Students participating in UCLA School of Law’s innovative international human rights programs got the rare opportunity to attend summits in New York and Geneva, Switzerland, during the fall semester to support the work of their professor, E. Tendayi Achiume.

Achiume serves as the United Nations’ Special Rapporteur on Contemporary Forms of Racism, Racial Discrimination, Xenophobia and Related Intolerance. At UCLA Law, she teaches the International Human Rights Clinic and is a member of the core faculty of the Promise Institute for Human Rights, which sponsored the students’ travels.

At the U.N. General Assembly in New York in October, Achiume presented two reports: One focused on the ways in which national populism from Austria to the United States threatens racial equality, and the other detailed the rise of neo-Nazism on the internet. She also convened a discussion with representatives of U.N. member states and human rights agencies to discuss her reports in light of recent hate crimes, including the mass shooting at a synagogue in Pittsburgh, Pennsylvania.

In New York, Achiume was joined by six International Human Rights Clinic students — Ohene Ampofo-Anti, Amanda Brown, Julie Dargus, JD Dombrosky, Rie Ohta and Olivia Florio Roberts — along with UCLA Law research and advocacy fellow Kyle Elliot Fees.
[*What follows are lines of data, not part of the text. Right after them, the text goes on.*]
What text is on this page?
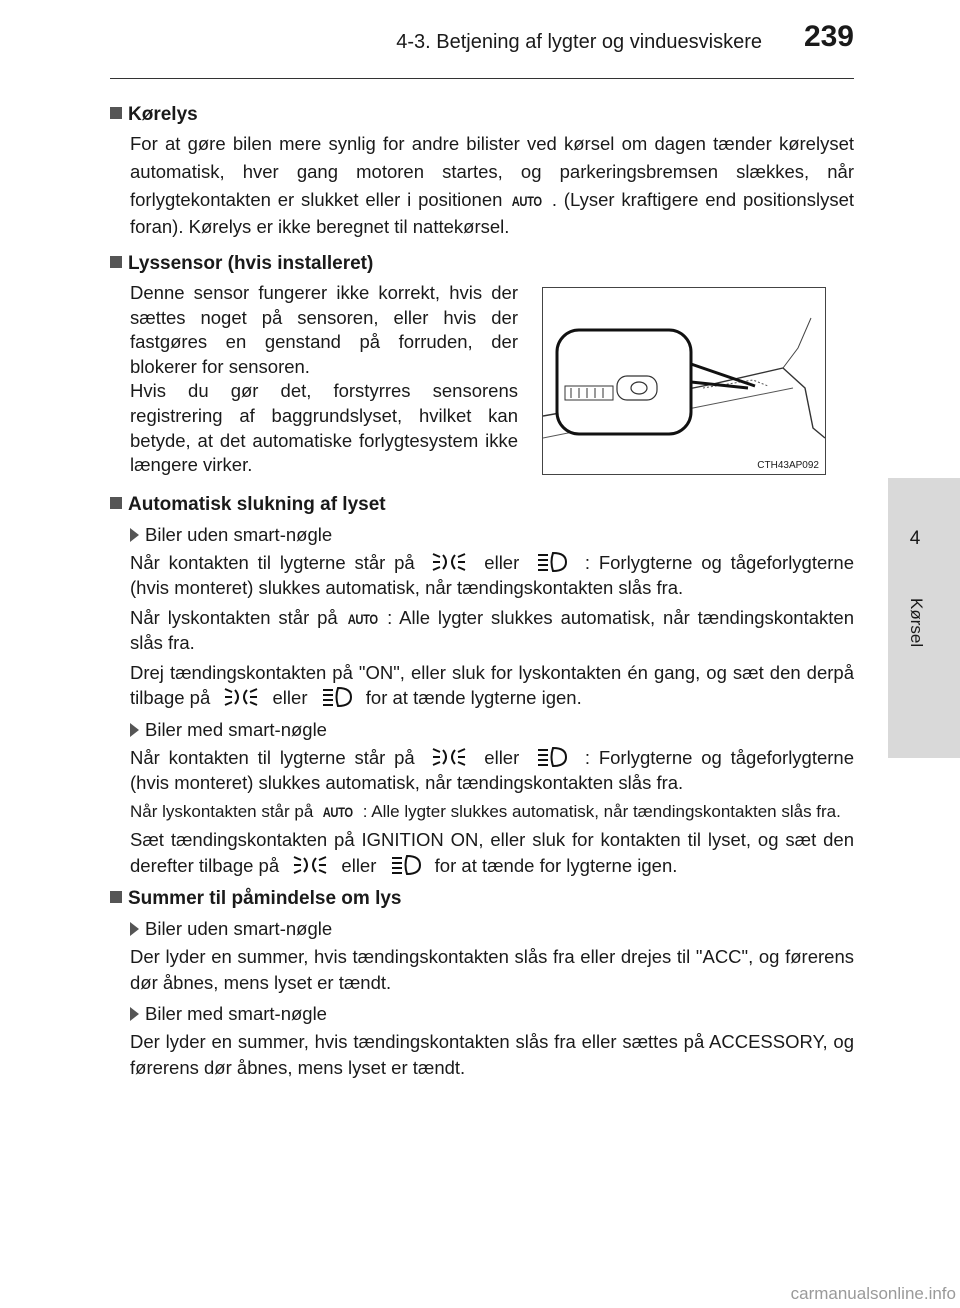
4-3. Betjening af lygter og vinduesviskere 239
4
Kørsel
Kørelys
For at gøre bilen mere synlig for andre bilister ved kørsel om dagen tænder kørelyset automatisk, hver gang motoren startes, og parkeringsbremsen slækkes, når forlygtekontakten er slukket eller i positionen AUTO . (Lyser kraftigere end positionslyset foran). Kørelys er ikke beregnet til nattekørsel.
Lyssensor (hvis installeret)
Denne sensor fungerer ikke korrekt, hvis der sættes noget på sensoren, eller hvis der fastgøres en genstand på forruden, der blokerer for sensoren.
Hvis du gør det, forstyrres sensorens registrering af baggrundslyset, hvilket kan betyde, at det automatiske forlygtesystem ikke længere virker.	CTH43AP092
Automatisk slukning af lyset
Biler uden smart-nøgle
Når kontakten til lygterne står på	eller	: Forlygterne og tågeforlygterne (hvis monteret) slukkes automatisk, når tændingskontakten slås fra.
Når lyskontakten står på AUTO : Alle lygter slukkes automatisk, når tændingskontakten slås fra.
Drej tændingskontakten på "ON", eller sluk for lyskontakten én gang, og sæt den derpå tilbage på	eller	for at tænde lygterne igen.
Biler med smart-nøgle
Når kontakten til lygterne står på	eller	: Forlygterne og tågeforlygterne (hvis monteret) slukkes automatisk, når tændingskontakten slås fra.
Når lyskontakten står på AUTO : Alle lygter slukkes automatisk, når tændingskontakten slås fra.
Sæt tændingskontakten på IGNITION ON, eller sluk for kontakten til lyset, og sæt den derefter tilbage på	eller	for at tænde for lygterne igen.
Summer til påmindelse om lys
Biler uden smart-nøgle
Der lyder en summer, hvis tændingskontakten slås fra eller drejes til "ACC", og førerens dør åbnes, mens lyset er tændt.
Biler med smart-nøgle
Der lyder en summer, hvis tændingskontakten slås fra eller sættes på ACCESSORY, og førerens dør åbnes, mens lyset er tændt.
carmanualsonline.info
Students participating in UCLA School of Law’s international human rights programs in New York City along with their professor, E. Tendayi Achiume, top row, fifth from left.
UCLA School of Law
Students participating in UCLA School of Law’s international human rights programs in New York City along with their professor, E. Tendayi Achiume, top row, fifth from left.
 

“The trip allowed us to observe a major human rights institution in action,” Florio Roberts said. “While we have taken numerous international law courses at UCLA Law, covering human rights fairly extensively, observing the inner workings of the U.N. and several side events added a lot of depth and perspective to the more theoretical discussions we have in class.”

The students helped Achiume draft talking points for the event, and they took extensive notes during the dialogue with the General Assembly. They also organized meetings involving prominent civil and human rights groups, including the American Civil Liberties Union and the Ford Foundation.

Dombrosky said that the experience “was absolutely incredible. We were able to sit in on a variety of meetings, and being a part of discussions related to Professor Achiume’s mandate on contemporary forms of racism, racial discrimination, xenophobia and related intolerance was not only interesting but incredibly timely given the current state of affairs.”

E. Tendayi Achiume speaks at the United Nations
UCLA School of Law
E. Tendayi Achiume speaks at the United Nations.

Shortly after the New York trip, Achiume, human rights fellow Sarah Khanghahi, who graduated from UCLA Law in 2016, and three International Human Rights Clinic students — Daniel Johnson, Abigail Kerfoot and Nicole Van Zyl — traveled to the University of Geneva for a conference on human rights and cyberspace. It was the second such trip that Achiume has led to Switzerland this year.

Achiume convened a workshop titled “Human Rights, Racial Equality and New Information Technologies: Mapping the Structural Threats.” In addition to their work preparing the event and taking notes during the discussion, the UCLA Law delegation met and networked with U.N. staff and attended the first public talk by former Chilean president Michelle Bachelet, who was appointed as the U.N.’s high commissioner for human rights in August 2018.

“As Bachelet — herself a survivor of human rights violations under the Pinochet dictatorship — expounded on the role that human rights must play today, two indigenous Chilean women took the stage with banners alleging human rights violations during Bachelet’s own presidency,” Kerfoot said.

“This moment has stayed with me,” she continued. “It is emblematic of how the professional field of human rights might function to exclude marginalized voices even as it seeks to uplift and include all people. I hope that it will inform my work as a human rights lawyer by pushing me to look more critically and profoundly at my own role in the struggles of the people I advocate for.”